Until the hotspot business treats roaming like the cell phone business does, whoever has the largest footprint of public access venues will still have the advantage — the selling point for picking one provider over another — especially for business-oriented hotspot aggregators like GoRemote and iPass.

Add to that mix a company like Infonet Services Corp , which aggregates providers, has some of its own hotspots, and also piggy-backs on top of other aggregators, most notably Boingo Wireless, TOGEWAnet’s WeRoam, and GoRemote (formerly GRIC). Combine all that and the company says, conservatively, its MobileXpress service can access 12,000 hotspots.

Greg Hayes, director of mobility services at the company says they company has “local network presence and offices in more
than 70 countries and remote access coverage in more than 120 countries.”

The company sells the MobileXpress service only to large-sized multinationals with mobile users that travel across the globe. It’s for that reason, says Hayes, that “we went after maximum geographic coverage, to have availability in places where our customers go.”

MobileXpress is currently used by 1200 companies.

The use of its own local hotspot coverage is a new move for the company, and one that’s based on customer requests — it’s a build out that Hays calls “opportunistic.” Infonet leverages the operational capabilities of partners to build the sites, but says they’re not looking to become a big network provider: “We’re not looking to canvas the earth, or anything outlandish like that. Our strategy is demand-driven.”

When asked how the company’s claims of 12,000 hotspots measures up when overlap is considered — a constant problem in gauging the actual size of an aggregator’s footprint, as not all of them report locations or access in the same way — he says that they’ve taken a conservative approach to counting their venues, trying to ensure that there’s a unique street address for each venue counted. The exception, as usual, is airports, because “they’re like mini-cities, and each terminal and specific gate area can be counted,” says Hayes.

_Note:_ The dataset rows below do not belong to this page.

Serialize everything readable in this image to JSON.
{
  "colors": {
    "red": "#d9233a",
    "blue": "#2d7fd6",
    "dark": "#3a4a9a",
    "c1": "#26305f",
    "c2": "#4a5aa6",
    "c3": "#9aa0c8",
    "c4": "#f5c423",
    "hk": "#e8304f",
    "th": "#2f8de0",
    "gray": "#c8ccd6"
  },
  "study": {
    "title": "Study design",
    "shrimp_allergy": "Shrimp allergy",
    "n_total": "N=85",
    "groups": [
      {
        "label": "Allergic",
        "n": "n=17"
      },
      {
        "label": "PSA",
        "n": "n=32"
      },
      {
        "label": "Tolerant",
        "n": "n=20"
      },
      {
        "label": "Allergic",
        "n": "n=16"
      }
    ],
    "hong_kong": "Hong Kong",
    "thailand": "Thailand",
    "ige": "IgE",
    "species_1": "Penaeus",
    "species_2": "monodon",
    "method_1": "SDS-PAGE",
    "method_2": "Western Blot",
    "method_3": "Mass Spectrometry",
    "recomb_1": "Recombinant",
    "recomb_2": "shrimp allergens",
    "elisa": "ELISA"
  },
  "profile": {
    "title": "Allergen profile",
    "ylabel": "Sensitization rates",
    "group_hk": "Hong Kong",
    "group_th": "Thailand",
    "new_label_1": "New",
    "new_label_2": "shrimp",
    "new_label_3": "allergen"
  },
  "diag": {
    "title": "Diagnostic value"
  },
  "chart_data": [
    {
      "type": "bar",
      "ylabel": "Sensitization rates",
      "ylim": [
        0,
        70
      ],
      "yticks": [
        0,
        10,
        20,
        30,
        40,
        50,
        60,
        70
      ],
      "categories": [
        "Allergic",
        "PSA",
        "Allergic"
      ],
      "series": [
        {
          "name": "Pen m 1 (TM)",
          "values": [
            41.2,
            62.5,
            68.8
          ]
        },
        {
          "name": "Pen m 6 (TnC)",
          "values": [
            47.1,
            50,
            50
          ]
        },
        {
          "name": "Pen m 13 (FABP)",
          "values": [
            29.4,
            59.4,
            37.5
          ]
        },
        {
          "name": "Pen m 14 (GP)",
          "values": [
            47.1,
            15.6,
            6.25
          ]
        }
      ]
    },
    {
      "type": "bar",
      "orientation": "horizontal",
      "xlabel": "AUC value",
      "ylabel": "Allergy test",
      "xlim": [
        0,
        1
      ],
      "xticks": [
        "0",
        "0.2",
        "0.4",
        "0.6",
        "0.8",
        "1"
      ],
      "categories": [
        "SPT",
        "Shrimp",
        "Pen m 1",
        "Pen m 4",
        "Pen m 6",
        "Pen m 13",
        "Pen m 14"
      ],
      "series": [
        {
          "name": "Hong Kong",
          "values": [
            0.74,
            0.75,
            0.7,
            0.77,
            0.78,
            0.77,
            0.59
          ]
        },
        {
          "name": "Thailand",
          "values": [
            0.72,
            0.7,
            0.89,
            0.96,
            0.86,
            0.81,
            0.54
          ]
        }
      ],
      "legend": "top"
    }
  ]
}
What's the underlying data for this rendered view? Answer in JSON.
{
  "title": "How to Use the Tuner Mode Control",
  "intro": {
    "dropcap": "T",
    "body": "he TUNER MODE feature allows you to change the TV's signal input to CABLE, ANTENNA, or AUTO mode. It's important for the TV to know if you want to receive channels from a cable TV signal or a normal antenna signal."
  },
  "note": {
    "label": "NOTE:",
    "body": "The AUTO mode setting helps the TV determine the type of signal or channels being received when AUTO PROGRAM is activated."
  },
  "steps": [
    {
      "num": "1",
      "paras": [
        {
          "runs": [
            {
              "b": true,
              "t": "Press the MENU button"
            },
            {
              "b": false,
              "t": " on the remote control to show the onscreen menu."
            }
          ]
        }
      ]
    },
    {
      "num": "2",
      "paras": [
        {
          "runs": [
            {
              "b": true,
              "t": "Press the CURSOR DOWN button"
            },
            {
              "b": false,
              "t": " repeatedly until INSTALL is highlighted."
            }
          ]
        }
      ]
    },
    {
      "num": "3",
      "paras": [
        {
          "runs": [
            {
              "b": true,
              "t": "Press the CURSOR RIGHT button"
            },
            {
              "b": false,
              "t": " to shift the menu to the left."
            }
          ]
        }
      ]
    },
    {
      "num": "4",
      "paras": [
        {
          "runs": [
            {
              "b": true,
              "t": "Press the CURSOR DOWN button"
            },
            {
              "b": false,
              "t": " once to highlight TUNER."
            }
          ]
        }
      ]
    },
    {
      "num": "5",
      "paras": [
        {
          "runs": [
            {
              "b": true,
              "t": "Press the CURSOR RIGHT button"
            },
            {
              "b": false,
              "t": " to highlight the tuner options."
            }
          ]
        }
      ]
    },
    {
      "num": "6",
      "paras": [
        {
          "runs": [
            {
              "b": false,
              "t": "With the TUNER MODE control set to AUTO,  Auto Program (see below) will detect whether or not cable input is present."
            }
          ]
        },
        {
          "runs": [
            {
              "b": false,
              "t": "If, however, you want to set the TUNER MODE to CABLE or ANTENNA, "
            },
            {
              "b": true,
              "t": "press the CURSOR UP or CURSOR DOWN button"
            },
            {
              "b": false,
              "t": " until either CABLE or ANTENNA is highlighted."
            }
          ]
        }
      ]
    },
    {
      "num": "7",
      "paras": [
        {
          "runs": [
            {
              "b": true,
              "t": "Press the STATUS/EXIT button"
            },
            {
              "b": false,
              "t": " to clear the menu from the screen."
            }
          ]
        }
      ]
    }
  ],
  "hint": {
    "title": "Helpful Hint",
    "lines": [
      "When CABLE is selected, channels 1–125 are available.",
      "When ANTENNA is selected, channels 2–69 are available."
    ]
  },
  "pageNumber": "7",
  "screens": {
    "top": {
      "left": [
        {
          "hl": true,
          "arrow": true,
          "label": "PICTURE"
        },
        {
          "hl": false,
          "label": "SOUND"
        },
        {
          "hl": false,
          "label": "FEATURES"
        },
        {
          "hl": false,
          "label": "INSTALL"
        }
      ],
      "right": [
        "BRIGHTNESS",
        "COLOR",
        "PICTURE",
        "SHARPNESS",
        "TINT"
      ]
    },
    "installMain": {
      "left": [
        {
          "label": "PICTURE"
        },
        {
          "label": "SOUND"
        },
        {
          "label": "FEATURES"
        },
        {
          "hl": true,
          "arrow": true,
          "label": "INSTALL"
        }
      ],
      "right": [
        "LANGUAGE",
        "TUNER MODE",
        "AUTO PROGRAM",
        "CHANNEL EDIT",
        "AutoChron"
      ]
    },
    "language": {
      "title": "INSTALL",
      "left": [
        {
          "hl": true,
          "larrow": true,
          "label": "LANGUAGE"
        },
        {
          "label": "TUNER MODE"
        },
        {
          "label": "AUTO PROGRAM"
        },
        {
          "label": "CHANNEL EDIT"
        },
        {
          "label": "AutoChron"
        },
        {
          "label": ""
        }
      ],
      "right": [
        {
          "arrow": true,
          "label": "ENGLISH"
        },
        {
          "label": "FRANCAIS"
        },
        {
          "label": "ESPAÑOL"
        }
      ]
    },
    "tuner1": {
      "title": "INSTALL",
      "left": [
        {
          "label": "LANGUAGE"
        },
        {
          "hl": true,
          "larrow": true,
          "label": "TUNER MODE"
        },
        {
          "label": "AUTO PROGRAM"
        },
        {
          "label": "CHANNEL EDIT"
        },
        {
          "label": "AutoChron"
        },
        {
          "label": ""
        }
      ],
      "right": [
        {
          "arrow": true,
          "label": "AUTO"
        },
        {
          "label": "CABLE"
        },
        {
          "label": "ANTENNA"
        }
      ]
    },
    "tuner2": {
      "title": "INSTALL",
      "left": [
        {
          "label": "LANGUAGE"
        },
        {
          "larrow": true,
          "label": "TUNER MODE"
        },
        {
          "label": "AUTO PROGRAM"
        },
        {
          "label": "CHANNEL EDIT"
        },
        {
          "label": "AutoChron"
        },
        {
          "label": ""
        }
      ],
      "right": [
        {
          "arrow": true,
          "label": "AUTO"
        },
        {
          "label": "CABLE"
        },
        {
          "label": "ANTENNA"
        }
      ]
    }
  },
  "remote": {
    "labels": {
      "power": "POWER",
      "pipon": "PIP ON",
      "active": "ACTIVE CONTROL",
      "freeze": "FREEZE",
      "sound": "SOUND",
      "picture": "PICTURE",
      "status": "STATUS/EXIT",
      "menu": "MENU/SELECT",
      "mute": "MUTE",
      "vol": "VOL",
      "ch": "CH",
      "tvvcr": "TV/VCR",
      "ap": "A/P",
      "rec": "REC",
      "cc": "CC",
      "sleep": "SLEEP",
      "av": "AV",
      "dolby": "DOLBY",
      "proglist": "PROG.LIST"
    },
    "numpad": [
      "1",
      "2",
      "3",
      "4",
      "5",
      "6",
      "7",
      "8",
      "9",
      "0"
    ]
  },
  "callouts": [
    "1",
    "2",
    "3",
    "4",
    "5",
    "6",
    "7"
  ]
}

“If you take all the hotspots in our directory, all the feeds we get from partners, we’d be well over 15,000, hands down,” Hayes says. “We’ve done the work to strip that down and not double-count.”

Over the next year, Hayes says Infonet hopes to double the number of venues in the MobileXpress directory, something he says is necessary to get enterprise customers to buy into the product.

“We’re upping the bar, saying what’s been done isn’t enough… we’re hoping enterprises adopt this, but [to do that] they must perceive [Wi-Fi service] as ubiquitous.”